Whenever winter came again and snow began to fall, she couldn’t help but be reminded of him. The green scarf he liked to wear. The frown that he tried to hide behind a cloud of condensed air.
Winter was his season, after all.
(They met in summer, under blue skies and sunlit grass, but it is winter that Karin finds herself missing him the most.)
There’s something comfortable about the cold, about the crispness of snow that makes Karin smile, despite it all, and want to go out.
It’s such a silly thought, after all. A young girl’s wish, once a joke, then a prayer, now a tradition.
To think — to fool herself that first snow marked his arrival.
Then all she had to do was notice it falling, and see him through the window, and wave at him with such carefree joy.
Why would he come back? Karin chides herself, her smile fading. The danger was over. Her world was safe. The Hollows that terrorized Karakura Town are no more.
(For her, then.)
Stop it, Karin sighs, grabbing a red scarf and loops it round her neck. She knows very well that looking for him will only end in inevitable sorrow.
And yet, what’s the harm in trying?
Next year, she promises herself, she’ll stop hoping, stop wishing, stop looking.

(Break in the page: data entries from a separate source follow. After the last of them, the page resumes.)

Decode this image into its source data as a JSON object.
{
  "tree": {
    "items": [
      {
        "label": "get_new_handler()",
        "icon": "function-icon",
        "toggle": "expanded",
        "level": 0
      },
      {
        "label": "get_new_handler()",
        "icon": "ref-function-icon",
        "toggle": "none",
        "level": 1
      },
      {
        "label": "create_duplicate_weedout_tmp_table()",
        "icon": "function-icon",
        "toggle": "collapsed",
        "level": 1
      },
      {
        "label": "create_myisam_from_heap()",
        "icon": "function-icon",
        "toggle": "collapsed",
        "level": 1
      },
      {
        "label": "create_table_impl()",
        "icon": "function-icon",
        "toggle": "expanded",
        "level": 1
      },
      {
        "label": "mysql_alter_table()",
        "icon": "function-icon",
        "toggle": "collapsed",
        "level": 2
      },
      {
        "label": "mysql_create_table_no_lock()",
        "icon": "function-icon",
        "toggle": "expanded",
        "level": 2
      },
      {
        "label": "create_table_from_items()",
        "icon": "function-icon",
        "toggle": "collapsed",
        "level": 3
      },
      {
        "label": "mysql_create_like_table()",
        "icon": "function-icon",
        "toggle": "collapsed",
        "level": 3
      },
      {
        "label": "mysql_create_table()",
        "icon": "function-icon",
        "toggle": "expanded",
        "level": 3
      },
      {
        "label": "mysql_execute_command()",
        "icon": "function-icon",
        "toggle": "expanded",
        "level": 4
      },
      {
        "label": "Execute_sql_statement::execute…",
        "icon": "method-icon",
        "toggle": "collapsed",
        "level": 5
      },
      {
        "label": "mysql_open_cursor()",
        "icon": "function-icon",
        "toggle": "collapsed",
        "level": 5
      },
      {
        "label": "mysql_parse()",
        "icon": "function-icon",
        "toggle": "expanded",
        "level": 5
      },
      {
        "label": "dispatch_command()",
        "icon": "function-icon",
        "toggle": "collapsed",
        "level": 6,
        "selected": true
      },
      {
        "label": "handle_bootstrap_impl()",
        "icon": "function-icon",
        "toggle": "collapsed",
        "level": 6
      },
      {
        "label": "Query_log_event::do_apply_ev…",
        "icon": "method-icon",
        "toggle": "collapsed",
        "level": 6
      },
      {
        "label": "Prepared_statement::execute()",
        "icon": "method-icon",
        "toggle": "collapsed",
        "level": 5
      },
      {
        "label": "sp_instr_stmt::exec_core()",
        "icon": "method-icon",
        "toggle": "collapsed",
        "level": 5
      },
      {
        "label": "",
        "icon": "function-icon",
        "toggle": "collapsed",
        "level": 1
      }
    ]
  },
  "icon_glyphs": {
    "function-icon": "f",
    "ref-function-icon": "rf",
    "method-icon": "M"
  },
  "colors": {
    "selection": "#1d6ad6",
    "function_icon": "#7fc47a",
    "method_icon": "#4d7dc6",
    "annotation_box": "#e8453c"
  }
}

Next year, the hurt won’t be so bad.
I am so foolish, Karin thinks, despondent but pushing on anyway, and steps outside, fully aware that it’s a promise she’ll make and break again and again.
Year after year, her heart can’t help but stumble and yearn for him. If he can’t come to her, maybe she can go to him. Maybe the footsteps left in snow will lead them to each other, meeting midway.
Because what if, her treacherous, aching heart whispers, against all the layers, and lies, and losses, what if this time he’s back?